Remember when we thought the trade deadline would produce all kinds of excitement as contenders made moves to strengthen their respective cases? Maybe that still happens, but with a few hours to go we’re looking at the Mets and Reds as the splashiest teams around. Which, yeah.

So with little else to discuss and the Cubs playing like a sun-backed cocktail of bird crap and bug goo on your windshield that all the washer fluid on Earth only serves to smear around, I turn to Kris Bryant‘s recent performance. Or maybe I should have just left it to Brett Taylor, who appears to have nailed it with this this headline: Kris Bryant’s “Looked Bad” Since the Knee Tweak, But, It’s Like, Dude, It’s Four Games, Chill Out.

On second thought, I’m going to go ahead and add my two cents to the ante anyway.
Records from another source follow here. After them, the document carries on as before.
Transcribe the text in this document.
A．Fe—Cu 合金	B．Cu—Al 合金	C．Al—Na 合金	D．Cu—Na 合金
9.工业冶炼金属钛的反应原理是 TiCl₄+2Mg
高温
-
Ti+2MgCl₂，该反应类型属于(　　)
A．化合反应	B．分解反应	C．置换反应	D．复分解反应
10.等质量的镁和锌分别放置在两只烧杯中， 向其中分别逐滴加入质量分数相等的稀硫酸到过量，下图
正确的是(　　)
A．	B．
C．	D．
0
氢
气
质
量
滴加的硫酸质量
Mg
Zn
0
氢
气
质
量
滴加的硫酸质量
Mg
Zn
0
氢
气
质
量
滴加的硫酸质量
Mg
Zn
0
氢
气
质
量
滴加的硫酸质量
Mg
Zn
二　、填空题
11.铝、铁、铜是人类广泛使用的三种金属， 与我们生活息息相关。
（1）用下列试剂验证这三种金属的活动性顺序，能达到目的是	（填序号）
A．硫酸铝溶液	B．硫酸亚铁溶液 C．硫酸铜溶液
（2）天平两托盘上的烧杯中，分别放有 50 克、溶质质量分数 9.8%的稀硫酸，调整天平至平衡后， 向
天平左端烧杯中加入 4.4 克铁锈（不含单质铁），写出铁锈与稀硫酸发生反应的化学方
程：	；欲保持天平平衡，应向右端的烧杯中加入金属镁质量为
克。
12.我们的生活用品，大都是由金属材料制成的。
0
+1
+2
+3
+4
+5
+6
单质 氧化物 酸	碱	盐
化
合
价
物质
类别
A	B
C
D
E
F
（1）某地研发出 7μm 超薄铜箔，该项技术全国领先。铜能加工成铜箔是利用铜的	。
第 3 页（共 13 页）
It’s easy to look at his last few games and freak out a little at 2-for-17 with just two singles and a walk against seven strikeouts (38.9%), but Bryant wasn’t necessarily scorching to start the second half. His .888 OPS, while quite solid, was buoyed by a .500 BABIP that was way too high for even his above-average career mark there.

And striking out 10 times over his first 25 plate appearances (40%) in the second half tells us something was amiss out of the gate. Bryant admitted as much, telling reporters in San Francisco that the knee trouble actually started during the All-Star break and that it was exacerbated when he caught a cleat on a turf mat prior the Giants game on July 24.

So is Bryan’t right knee the new left shoulder? On one hand, we could look at the Robel Garcia-esque strikeout rate and start worrying about what it means for the rest of the season. On the other, we could say that there simply isn’t enough data from which to draw conclusions. And while it does appear that the knee is bothering him a bit, it’s not enough to keep him out of the lineup.

This is another one of those things that comes up over the course of the season, whether it’s Bryant or anyone else, so the hope is that treatment and time serve to get it right as quickly as possible. One hot week will ensure no one will remember this knee thing at all, and Bryant is certainly capable of that at any point.

I know some of you are naturally jumping to the alternative, but we’re going to leave this off on a confidently hopeful note.